Quando os alarmes se apagam, volto para o meu quarto. Nesse momento, geralmente o sistema de irrigação automática do meu gramado é ativado. Nada me tranquiliza mais do que os jatos de água que regam minhas rosas, lavanda e árvores. Esse som de irrigação é meu elo com a vida normal, com minha casa e com a magia de voltar à normalidade ou, melhor dizendo, à sua ilusão.
Cada um de nós tem uma janela de resgate para o mundo de antes: o batom vermelho da amiga, o tradicional espresso duplo a caminho do trabalho, a antiga cafeteira da minha mãe. É uma espécie de raiz, a sensação de estabilidade que nos permite suportar e continuar respirando.
Há alguns meses, visitei Kamianka, uma vila perto de Kharkiv que a Rússia praticamente apagou do mapa. Foi libertada pelo Exército ucraniano em 2022, mas praticamente não restam mais casas. Ao se retirarem da vila, as tropas russas “semearam” essas terras e florestas com minas, chamadas “pétalas”. Uma mina terrestre de grande explosividade que é lançada de aviões.
Kamianka ficou despovoada. Ainda assim, várias famílias voltaram para tentar recuperar suas casas. Conheci o casal Irina e Serhii Oliinik. Ambos têm cerca de 50 anos.
Eles vivem com o filho na única sala que restou. Antes da invasão, os Oliinik tinham um apiário, criavam patos e gansos para venda e tinham uma grande horta. Depois de fugir dos bombardeios, perderam tudo.

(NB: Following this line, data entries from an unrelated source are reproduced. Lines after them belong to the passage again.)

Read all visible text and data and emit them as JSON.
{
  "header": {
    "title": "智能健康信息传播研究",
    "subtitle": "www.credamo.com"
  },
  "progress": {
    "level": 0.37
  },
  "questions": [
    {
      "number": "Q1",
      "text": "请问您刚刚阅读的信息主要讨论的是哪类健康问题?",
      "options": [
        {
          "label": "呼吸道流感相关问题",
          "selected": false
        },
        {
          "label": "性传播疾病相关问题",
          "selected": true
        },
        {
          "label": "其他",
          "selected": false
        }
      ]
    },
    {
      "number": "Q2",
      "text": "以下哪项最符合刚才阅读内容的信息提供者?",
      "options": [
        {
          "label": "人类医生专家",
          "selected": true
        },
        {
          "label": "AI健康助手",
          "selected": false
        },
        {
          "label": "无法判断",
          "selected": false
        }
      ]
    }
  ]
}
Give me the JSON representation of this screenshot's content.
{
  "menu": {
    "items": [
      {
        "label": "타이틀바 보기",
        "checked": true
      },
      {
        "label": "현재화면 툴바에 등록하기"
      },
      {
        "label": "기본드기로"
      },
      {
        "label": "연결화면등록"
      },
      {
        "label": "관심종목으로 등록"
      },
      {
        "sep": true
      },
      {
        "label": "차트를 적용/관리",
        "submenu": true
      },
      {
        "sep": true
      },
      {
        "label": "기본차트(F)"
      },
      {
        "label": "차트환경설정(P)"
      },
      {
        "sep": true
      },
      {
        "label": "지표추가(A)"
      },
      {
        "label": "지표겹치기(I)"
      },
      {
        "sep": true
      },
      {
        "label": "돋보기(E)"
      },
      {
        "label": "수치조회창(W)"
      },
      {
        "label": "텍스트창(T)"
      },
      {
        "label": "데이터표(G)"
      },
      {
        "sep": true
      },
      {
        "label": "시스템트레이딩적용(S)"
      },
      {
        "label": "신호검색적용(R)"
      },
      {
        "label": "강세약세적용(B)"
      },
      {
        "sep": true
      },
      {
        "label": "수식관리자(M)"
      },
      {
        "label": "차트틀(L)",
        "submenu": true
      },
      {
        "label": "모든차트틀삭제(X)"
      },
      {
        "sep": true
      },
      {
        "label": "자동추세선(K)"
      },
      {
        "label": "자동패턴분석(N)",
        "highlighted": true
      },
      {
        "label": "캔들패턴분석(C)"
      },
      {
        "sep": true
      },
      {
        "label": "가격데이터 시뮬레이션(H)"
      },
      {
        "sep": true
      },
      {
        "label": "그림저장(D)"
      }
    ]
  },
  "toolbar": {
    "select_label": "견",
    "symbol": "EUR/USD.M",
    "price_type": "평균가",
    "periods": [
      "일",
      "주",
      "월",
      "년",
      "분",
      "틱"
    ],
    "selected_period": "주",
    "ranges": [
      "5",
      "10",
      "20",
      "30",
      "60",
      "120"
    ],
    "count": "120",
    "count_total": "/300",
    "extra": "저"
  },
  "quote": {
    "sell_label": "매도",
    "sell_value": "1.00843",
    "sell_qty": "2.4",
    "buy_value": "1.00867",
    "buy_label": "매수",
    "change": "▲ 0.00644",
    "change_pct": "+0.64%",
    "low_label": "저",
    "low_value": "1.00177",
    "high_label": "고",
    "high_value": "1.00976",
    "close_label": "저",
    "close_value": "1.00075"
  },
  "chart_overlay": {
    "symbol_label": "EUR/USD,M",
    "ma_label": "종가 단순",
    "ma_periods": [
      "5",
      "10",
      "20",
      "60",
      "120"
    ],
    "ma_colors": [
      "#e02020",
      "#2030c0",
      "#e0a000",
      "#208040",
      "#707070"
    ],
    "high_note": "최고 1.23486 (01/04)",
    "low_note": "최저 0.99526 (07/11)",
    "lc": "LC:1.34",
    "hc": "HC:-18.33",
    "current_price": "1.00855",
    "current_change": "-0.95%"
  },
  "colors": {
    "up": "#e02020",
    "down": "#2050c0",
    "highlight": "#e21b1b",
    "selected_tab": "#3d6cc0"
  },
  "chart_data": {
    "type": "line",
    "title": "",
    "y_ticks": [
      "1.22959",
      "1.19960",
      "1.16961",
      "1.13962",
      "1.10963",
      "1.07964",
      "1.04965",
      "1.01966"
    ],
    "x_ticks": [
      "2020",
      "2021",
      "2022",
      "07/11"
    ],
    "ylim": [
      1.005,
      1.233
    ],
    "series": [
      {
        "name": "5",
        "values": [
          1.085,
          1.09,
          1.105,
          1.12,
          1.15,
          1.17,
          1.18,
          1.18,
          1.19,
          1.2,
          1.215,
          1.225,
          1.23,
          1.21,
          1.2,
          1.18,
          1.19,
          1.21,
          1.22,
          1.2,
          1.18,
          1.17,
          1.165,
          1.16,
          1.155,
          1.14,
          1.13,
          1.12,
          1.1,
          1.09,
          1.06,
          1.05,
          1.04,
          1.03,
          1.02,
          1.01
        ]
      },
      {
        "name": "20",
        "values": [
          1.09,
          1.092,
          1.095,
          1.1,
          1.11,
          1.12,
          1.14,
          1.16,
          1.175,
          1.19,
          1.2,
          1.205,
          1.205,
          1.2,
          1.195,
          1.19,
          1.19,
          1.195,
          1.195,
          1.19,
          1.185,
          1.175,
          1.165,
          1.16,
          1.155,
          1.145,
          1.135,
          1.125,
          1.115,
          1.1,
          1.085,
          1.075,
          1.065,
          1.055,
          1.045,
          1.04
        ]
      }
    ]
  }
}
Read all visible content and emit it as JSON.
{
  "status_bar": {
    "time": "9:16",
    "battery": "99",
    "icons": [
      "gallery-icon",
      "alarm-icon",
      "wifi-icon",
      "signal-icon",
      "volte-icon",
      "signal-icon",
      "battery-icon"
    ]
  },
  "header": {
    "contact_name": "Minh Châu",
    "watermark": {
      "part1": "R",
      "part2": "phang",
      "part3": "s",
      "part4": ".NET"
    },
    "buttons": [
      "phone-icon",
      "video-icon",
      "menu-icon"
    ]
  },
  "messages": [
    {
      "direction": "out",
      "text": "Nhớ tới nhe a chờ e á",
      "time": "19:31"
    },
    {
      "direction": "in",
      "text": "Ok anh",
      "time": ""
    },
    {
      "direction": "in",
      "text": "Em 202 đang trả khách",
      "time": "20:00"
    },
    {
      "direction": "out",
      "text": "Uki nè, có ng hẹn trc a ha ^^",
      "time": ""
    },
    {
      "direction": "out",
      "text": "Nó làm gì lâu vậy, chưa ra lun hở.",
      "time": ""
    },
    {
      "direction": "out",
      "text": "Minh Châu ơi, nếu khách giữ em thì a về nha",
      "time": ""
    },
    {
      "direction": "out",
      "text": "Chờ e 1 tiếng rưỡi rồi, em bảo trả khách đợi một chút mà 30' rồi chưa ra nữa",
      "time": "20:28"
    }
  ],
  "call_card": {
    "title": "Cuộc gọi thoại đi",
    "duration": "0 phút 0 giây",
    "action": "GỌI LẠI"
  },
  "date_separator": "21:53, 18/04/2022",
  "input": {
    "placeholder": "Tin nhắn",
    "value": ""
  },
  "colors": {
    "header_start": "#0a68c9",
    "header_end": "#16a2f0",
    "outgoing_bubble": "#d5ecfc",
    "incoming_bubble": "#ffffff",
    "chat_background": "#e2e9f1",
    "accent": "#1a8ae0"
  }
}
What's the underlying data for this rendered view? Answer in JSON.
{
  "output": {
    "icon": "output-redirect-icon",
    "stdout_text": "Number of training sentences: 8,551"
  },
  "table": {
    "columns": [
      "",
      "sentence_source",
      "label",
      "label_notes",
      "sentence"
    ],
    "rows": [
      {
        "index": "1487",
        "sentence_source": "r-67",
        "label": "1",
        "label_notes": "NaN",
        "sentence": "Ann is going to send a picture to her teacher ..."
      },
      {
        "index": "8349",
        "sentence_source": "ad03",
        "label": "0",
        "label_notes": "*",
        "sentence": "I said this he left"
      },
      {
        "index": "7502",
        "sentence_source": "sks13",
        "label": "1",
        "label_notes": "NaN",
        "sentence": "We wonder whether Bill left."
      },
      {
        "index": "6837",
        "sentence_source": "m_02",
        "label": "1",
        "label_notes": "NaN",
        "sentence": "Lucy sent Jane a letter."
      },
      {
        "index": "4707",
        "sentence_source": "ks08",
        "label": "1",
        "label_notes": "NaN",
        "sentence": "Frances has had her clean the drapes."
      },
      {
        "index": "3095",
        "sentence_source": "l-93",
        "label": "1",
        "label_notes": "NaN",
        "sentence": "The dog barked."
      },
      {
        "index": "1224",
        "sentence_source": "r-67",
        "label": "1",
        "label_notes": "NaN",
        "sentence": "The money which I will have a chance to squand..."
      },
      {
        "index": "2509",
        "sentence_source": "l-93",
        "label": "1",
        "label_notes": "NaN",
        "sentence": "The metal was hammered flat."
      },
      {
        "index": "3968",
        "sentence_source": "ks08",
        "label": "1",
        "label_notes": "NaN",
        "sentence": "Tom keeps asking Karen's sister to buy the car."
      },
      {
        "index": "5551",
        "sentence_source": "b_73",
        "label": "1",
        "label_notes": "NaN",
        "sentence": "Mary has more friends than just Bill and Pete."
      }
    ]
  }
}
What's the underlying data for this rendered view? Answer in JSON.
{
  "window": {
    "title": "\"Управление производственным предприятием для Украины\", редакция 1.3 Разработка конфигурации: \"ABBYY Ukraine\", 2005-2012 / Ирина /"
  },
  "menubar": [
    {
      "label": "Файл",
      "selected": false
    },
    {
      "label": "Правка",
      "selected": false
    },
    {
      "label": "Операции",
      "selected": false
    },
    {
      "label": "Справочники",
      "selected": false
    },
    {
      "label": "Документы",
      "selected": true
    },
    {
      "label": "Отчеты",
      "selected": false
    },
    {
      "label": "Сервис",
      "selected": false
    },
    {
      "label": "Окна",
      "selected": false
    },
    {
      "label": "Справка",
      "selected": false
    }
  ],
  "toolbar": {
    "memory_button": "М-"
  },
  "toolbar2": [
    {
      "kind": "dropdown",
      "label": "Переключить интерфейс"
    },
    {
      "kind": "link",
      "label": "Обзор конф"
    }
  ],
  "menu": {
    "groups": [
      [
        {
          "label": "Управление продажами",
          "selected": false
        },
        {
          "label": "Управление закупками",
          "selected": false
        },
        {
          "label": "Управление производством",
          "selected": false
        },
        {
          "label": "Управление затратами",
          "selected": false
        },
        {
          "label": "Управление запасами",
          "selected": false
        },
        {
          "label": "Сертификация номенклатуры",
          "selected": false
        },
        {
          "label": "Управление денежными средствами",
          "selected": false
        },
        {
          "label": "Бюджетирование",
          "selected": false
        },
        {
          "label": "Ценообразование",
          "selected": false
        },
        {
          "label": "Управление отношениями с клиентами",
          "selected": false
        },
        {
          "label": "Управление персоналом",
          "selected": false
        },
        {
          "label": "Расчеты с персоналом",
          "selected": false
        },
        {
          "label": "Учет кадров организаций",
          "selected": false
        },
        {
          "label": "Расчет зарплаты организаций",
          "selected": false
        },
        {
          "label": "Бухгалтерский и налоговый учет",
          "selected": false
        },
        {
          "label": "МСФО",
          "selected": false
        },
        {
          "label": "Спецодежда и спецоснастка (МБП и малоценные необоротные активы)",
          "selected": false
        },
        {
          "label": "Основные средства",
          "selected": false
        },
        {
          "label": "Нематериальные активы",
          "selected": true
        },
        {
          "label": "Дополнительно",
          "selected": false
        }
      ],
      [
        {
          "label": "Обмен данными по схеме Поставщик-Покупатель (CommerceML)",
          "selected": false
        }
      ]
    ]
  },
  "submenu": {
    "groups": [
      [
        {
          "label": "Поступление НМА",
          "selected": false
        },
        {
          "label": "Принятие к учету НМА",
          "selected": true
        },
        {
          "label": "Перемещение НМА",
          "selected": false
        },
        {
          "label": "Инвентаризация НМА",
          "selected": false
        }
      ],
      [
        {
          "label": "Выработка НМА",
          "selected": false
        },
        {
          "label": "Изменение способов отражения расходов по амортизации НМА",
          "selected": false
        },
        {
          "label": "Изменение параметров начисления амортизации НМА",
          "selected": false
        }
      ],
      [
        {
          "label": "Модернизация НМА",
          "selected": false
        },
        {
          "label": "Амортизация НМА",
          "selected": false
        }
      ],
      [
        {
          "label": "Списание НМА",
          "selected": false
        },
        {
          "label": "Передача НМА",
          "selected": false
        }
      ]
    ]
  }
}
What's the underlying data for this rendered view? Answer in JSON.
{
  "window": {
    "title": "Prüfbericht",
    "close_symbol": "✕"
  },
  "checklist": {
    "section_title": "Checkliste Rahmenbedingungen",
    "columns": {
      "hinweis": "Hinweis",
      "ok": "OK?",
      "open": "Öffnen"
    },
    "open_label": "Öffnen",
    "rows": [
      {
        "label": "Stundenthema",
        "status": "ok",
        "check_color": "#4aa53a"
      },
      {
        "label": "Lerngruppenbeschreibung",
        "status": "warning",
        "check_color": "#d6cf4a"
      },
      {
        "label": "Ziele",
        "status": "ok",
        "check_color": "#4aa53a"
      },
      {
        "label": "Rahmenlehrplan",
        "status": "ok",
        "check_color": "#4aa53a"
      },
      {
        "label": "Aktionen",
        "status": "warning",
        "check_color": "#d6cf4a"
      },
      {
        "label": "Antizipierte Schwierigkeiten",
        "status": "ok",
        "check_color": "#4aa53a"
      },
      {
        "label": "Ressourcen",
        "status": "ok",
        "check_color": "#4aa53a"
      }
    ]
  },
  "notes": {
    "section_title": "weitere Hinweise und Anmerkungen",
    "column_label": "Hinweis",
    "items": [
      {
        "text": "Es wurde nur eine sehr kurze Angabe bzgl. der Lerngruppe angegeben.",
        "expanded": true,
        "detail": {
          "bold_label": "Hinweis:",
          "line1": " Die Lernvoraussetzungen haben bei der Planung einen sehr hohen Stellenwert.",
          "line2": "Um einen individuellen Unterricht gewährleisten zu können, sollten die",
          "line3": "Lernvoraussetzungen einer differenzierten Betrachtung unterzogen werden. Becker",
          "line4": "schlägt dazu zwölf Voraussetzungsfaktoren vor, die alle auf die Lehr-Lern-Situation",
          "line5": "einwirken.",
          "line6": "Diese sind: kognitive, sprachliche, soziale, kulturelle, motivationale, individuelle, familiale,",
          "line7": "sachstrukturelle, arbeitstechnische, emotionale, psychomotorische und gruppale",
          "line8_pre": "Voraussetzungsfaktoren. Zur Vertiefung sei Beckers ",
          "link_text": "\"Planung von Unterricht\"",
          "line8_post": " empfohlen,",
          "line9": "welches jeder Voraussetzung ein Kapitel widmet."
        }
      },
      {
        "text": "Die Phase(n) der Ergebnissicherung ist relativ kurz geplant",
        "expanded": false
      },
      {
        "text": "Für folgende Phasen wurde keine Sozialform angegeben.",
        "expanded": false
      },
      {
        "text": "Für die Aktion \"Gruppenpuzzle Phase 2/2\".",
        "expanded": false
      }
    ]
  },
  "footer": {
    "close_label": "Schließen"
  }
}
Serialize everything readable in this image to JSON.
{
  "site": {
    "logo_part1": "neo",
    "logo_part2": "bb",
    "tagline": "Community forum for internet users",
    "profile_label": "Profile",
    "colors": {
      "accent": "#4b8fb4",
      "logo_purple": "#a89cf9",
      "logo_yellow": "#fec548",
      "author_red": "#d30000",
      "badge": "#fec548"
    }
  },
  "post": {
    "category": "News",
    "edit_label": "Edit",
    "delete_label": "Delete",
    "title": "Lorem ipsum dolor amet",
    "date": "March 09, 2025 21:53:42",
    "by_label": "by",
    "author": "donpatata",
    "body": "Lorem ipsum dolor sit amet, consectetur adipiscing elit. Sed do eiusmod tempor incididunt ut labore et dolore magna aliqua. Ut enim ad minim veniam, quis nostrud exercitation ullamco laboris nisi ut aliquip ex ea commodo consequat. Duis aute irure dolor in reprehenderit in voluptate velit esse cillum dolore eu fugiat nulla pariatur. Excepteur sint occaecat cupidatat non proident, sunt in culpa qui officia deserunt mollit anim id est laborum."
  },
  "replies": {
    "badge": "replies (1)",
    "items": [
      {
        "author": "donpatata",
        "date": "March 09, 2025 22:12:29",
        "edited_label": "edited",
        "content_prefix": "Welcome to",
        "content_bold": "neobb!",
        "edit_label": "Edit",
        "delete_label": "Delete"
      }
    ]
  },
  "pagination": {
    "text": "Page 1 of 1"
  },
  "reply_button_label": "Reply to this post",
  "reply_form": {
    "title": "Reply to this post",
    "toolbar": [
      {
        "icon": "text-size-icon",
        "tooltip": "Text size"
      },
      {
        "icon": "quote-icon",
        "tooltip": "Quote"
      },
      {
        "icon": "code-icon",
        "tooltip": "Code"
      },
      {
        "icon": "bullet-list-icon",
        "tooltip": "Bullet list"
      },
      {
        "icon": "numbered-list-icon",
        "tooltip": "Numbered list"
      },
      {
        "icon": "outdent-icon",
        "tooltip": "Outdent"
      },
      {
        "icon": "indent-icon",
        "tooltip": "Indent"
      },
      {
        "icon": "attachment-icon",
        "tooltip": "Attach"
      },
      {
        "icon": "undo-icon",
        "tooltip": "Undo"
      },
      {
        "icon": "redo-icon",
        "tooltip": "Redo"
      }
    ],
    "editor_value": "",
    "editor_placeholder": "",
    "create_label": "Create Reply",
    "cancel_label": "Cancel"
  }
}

As tropas russas, que se alojaram em sua casa, atiraram em tudo o que estava vivo, incluindo as colmeias. Tudo o que não puderam roubar e levar consigo também foi alvejado a tiros: os grandes freezers, as paredes, os sofás e até os livros. No espelho, escreveram com o batom de Irina: “Venceremos de qualquer maneira”.
Em Kamianka, só é possível caminhar pela estrada e algumas áreas onde as minas foram retiradas. O pátio dos Oliiniks é um pequeno ilhéu no meio de um campo minado. Mesmo perto da casa, é preciso ter cuidado, seguindo os caminhos marcados.
Ao retornar a Kamianka há um ano, a primeira coisa que Serhii fez foi retirar minas de um pedaço de terra com as próprias mãos: vários hectares de terra negra para plantar um pomar. Ele fez isso com uma pá de cabo longo. Recolhia com cuidado as minas com a pá e as depositava em uma cesta. No total, retirou cerca de 30 delas. Mas, há alguns meses, enquanto podava os galhos da cerejeira, pisou sem querer em uma, que explodiu diante de seu rosto. Conseguiu salvar um de seus olhos; o outro foi levado pelos estilhaços.
Estamos na entrada de sua casa, diante da porta feita de caixas onde eram armazenados os projéteis de artilharia russa. “Por que você não quer ir para Kharkiv, se está muito perto, e lá estão as melhores clínicas?”, pergunto.
“A verdade é que tenho medo dos bombardeios, lá sofrem muitos ataques, e aqui na vila está tudo bem, é tranquilo.”
“Não tem medo de viver em um campo minado?”
“É que é minha terra natal.”
Tenho pensado todo esse tempo sobre essa sensação de estar em casa, o vínculo que se tem com seu lugar. Mesmo que seja apenas um fragmento, pelo qual cada um de nós luta para vencer as batalhas maiores.